The right kind of panel
There are essentially two types of LCD panel technology out there for 32-inch TVs: IPS and VA. IPS panels offer slightly wider viewing angles, while VA panels support much better contrast.
With big screen 'main' TVs likely to be used for watching films, sometimes with the lights dimmed, the lack of contrast with IPS screens can become a big issue, causing dark scenes to look washed out. So if you're looking for a 32-inch TV to go into a relatively dark environment, a VA panel is a must.
IPS panel contrast issues are less problematic in bright rooms such as conservatories and kitchens, though, and the (slight) IPS viewing angle advantage can also be handy in such large environments where viewers may be using the TV while walking around the room.
Far too many 32-inch TVs treat sound as an afterthought, even though it's a key part of any viewing experience. It can be tricky to judge a TV's likely audio performance, though, without hearing it for yourself.

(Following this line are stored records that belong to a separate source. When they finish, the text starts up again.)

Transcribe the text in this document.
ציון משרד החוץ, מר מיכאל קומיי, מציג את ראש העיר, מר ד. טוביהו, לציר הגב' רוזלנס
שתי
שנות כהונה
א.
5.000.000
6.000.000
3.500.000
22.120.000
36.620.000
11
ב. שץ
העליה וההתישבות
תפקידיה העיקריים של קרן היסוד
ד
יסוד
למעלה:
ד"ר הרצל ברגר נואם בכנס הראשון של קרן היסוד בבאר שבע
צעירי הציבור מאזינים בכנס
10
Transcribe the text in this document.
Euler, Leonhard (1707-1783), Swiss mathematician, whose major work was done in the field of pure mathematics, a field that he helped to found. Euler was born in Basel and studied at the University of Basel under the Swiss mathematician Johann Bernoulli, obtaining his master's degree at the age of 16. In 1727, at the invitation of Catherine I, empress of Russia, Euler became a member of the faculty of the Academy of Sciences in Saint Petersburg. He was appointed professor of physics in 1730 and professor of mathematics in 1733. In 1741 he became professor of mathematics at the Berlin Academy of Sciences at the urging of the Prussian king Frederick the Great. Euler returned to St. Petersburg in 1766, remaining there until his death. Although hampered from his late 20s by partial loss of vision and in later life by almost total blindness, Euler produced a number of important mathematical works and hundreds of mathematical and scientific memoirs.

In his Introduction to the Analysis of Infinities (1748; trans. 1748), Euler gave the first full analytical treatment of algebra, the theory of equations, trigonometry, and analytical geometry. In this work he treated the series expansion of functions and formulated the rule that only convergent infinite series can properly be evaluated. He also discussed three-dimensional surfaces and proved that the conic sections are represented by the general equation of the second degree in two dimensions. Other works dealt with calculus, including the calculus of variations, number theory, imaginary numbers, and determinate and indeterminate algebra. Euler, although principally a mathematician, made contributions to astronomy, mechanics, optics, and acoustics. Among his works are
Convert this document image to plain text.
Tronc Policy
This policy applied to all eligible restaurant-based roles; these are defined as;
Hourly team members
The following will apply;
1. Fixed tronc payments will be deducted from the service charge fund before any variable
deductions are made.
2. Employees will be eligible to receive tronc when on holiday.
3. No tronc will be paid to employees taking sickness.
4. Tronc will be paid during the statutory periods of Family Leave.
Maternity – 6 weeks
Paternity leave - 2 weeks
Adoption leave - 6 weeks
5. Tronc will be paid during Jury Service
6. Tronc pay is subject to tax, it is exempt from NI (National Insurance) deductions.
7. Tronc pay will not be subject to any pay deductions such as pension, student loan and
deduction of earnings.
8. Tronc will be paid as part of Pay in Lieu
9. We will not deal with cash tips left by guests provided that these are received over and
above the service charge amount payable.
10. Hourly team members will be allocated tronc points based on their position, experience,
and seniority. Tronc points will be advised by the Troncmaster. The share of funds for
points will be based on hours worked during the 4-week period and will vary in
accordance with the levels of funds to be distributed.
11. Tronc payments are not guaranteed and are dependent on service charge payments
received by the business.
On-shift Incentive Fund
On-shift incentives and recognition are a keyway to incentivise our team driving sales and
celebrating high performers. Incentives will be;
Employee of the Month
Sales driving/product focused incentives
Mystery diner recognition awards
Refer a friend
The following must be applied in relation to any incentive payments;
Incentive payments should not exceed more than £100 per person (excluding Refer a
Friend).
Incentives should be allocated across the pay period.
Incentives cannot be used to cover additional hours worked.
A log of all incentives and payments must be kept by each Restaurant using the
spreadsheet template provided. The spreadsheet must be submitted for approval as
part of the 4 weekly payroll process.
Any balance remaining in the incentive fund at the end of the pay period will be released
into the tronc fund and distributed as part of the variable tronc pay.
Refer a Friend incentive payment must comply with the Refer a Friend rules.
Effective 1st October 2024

All you can do is look for rated speaker output specifications (even though these are notoriously unreliable) and clues in a TV's design: forward firing speakers, built-in bass woofers, enough space on the rear to allow air to move around, and so on. In our pick of the best 32-inch TVs for the UK above, the Sharp 1T is a solid option for sound thanks to a built-in system from Harmon/Kardon.
Small TV alternatives
Best small TV alternatives: what about a smart display?
It's worth considering whether other, smaller displays might fulfil your needs as well. Once your screen gets smaller than 32 inches, you're moving into monitor or even smart display territory.
A monitor might be a better idea if you want to double up your TV with a computer screen – and you'll often get better specs and higher refresh rates thrown in, compared to the same size for televisions. (Check out our guide to the best monitors for more.)
Smart displays, too, are effectively small screens that can be easily placed anywhere around the house, and tend to come with basic app support, such as YouTube. Amazon's Echo Show range (Echo Show 10, Echo Show 5) pack in Amazon Prime Video, while the Google Nest Hub Max boasts Netflix support – making a little TV binge while you're cooking pretty straightforward.
Original reporting in this article was by John Archer.